Cells in 96-well plates (100 μL cells/well) were exposed to different concentrations of samples (0.25, 2.5, 25, and 250 μg/mL) in triplicate, followed by incubation for 48 h or 144 h at 37 °C and 5% CO2. Cells from plates without (T0 plate) or with sample addition (T1 plates) were fixed with 50% trichloroacetic acid (50 μL/well), and cell proliferation was determined by protein quantitation with sulforhodamine B at 540 nm48,49,50. The GI50 values (the concentration that inhibited 50% cell growth or a cytostatic effect) were determined through sigmoidal regression using Origin software (version 8.0, OriginLab Corporation, USA).

Scratch assay

For the scratch assay, HaCaT cells were suspended in complete medium, distributed in 12-well plates and incubated for at least 24 h at 37 °C and 5% CO2. After reaching confluence, the wound was performed as a straight line in each well with a sterile p200 pipet tip followed by medium removal. After washing each well with scratch medium (1 mL/well) to remove debris, cells were treated with scratch medium (untreated), treated with complete medium (5.0% of fetal bovine serum, positive control) or samples diluted in the scratch medium. The degree of wound closure was observed using a Leika reversed-phase microscope equipped with an Optikam B3 digital camera (Optika, Italy) at 0, 9, 18, and 24 h51,52. Samples were tested in duplicate, and two images were captured from each well. The images acquired for each sample at different times were quantitatively analyzed using ImageJ 1.8.0 analysis software, a free image-processing and analysis program. For all treatments, at 0 time, the scratched area was considered equal to 100%, and thus wound retraction was assumed to be 0%. At time points different from 0, the percentage of wound retraction was calculated according to Eq. (2).
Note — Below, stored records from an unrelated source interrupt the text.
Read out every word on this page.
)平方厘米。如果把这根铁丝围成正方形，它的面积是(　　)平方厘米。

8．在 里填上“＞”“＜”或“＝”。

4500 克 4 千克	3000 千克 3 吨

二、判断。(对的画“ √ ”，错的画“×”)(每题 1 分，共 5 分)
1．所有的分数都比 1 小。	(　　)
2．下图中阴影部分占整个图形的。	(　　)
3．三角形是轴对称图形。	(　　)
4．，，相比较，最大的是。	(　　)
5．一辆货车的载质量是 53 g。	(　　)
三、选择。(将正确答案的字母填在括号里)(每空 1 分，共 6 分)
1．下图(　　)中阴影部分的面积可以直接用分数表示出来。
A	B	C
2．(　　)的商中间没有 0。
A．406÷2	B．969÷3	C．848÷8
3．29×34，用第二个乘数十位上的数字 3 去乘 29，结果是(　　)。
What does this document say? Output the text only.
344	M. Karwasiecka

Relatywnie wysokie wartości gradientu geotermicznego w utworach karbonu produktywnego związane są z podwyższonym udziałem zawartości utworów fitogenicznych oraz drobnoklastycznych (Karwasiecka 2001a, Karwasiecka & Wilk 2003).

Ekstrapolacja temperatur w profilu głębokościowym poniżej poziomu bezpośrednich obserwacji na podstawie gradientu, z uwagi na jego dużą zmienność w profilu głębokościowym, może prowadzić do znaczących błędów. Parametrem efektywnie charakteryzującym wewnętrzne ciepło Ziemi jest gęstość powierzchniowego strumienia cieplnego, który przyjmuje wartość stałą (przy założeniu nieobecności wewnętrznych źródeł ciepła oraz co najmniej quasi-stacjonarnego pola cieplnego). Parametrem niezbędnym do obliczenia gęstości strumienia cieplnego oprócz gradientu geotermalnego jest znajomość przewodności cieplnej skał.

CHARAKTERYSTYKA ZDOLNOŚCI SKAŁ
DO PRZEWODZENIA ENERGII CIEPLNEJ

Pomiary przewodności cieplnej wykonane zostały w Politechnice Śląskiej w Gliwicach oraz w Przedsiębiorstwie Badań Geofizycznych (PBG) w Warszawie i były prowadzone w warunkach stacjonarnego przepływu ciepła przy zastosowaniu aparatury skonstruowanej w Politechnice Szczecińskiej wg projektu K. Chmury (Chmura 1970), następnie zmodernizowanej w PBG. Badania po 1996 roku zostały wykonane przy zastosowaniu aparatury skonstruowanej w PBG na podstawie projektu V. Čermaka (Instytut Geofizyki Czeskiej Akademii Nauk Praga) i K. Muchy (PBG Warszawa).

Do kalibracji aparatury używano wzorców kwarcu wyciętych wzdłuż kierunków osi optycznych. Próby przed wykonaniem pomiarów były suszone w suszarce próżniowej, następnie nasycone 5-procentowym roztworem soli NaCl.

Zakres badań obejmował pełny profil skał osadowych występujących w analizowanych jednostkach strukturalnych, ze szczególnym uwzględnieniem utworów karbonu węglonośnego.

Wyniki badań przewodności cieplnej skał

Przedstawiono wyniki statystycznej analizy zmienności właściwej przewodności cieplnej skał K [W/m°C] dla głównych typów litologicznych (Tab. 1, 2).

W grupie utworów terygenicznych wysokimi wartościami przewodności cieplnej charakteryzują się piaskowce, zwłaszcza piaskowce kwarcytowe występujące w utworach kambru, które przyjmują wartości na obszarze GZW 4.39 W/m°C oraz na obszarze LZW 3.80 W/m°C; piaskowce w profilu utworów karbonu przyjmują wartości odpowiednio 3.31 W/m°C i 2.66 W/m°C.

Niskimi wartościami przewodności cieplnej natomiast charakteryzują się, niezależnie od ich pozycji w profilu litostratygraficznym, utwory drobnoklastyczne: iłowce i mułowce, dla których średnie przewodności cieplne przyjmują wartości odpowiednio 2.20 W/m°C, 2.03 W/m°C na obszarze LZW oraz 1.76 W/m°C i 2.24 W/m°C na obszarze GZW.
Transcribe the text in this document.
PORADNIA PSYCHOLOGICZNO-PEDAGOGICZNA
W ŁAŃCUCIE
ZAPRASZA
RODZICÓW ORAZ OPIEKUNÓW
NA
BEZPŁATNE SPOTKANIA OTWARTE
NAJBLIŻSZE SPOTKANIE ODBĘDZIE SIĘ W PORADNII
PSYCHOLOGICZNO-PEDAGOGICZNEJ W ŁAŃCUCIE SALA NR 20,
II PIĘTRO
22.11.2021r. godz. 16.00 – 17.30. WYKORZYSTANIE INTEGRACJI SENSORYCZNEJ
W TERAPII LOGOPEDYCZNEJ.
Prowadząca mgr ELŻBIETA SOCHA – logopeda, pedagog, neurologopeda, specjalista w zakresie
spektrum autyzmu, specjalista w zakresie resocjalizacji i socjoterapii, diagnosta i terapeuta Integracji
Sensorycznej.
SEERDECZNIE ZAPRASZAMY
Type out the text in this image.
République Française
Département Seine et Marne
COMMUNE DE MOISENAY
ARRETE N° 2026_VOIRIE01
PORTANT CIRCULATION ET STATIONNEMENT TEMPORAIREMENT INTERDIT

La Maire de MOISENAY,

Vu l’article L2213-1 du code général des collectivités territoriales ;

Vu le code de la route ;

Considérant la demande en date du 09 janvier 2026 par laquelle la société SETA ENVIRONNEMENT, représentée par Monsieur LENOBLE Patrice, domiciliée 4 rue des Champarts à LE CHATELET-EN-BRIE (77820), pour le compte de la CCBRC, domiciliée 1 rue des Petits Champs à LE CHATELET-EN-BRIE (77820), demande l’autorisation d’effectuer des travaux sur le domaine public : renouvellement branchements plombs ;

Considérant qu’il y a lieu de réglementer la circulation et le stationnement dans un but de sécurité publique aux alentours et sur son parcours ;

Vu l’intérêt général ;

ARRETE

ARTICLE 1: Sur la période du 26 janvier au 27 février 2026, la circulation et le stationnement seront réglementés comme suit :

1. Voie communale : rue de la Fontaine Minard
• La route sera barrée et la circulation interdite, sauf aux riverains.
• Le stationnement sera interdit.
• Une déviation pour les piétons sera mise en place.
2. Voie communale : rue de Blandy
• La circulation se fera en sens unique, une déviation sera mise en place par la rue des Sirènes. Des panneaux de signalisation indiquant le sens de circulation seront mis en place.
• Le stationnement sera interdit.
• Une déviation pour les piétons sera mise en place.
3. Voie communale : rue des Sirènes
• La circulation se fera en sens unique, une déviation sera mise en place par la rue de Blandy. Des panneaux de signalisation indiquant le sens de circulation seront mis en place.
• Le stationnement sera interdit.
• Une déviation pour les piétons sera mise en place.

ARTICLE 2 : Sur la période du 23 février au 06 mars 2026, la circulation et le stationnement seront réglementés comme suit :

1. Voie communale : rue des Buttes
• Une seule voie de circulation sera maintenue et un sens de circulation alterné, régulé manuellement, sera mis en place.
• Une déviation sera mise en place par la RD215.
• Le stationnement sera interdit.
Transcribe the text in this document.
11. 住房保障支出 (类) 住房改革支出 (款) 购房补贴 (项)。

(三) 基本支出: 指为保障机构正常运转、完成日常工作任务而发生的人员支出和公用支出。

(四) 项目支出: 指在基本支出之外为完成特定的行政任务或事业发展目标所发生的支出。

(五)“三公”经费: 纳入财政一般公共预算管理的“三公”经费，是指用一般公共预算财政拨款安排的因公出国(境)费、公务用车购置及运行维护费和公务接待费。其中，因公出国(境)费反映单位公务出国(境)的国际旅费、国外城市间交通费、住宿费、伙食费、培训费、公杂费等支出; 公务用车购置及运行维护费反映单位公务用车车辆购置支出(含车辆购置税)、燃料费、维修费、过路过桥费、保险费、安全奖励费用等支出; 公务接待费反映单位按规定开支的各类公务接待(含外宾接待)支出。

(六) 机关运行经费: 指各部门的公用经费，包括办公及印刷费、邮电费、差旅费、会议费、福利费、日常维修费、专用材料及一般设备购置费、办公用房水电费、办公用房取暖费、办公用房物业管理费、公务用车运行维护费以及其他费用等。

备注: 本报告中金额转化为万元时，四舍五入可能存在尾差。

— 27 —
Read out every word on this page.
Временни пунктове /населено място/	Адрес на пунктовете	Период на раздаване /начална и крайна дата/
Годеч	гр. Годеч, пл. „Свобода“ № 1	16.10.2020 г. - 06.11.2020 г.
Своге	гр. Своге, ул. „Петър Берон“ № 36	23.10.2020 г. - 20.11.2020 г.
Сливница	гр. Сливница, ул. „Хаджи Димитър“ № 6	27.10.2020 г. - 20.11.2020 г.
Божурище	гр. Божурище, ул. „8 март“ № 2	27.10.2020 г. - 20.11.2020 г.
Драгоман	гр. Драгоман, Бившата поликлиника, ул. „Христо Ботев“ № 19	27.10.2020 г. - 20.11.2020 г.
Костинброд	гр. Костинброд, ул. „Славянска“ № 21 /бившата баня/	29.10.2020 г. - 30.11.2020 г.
$$Wound\;Retraction \left( \% \right) = \frac{{\left( {A_{0} - A_{t} } \right)}}{{A_{0} }} \times 100$$

where A0 is the initial wounded area obtained immediately after the scratch and At is the wound area at t hours (9 h, 18 h or 24 h) after the cell layer was scratched.

Statistical analysis

Results are expressed as the mean ± standard deviation. Zetasizer software (version 8.01.4906, Malvern Panalytical) was used to acquire and analyze dynamic light scattering data. ImageJ 1.8.0 software was used to analyze the scratched area in the scratch assay quantitatively. Statistical analysis of the scratch assay was performed by mixed analysis of variance (ANOVA), in which the independent variable was the applied treatment, and the dependent variable was wound closure at three different times (9, 18, or 24 h), followed by Tukey's test comparing treatments at the same time. The data were analyzed using IBM SPSS Statistics version 24 and Origin (version, OriginLab Corporation, USA), and p < 0.05 was considered significant.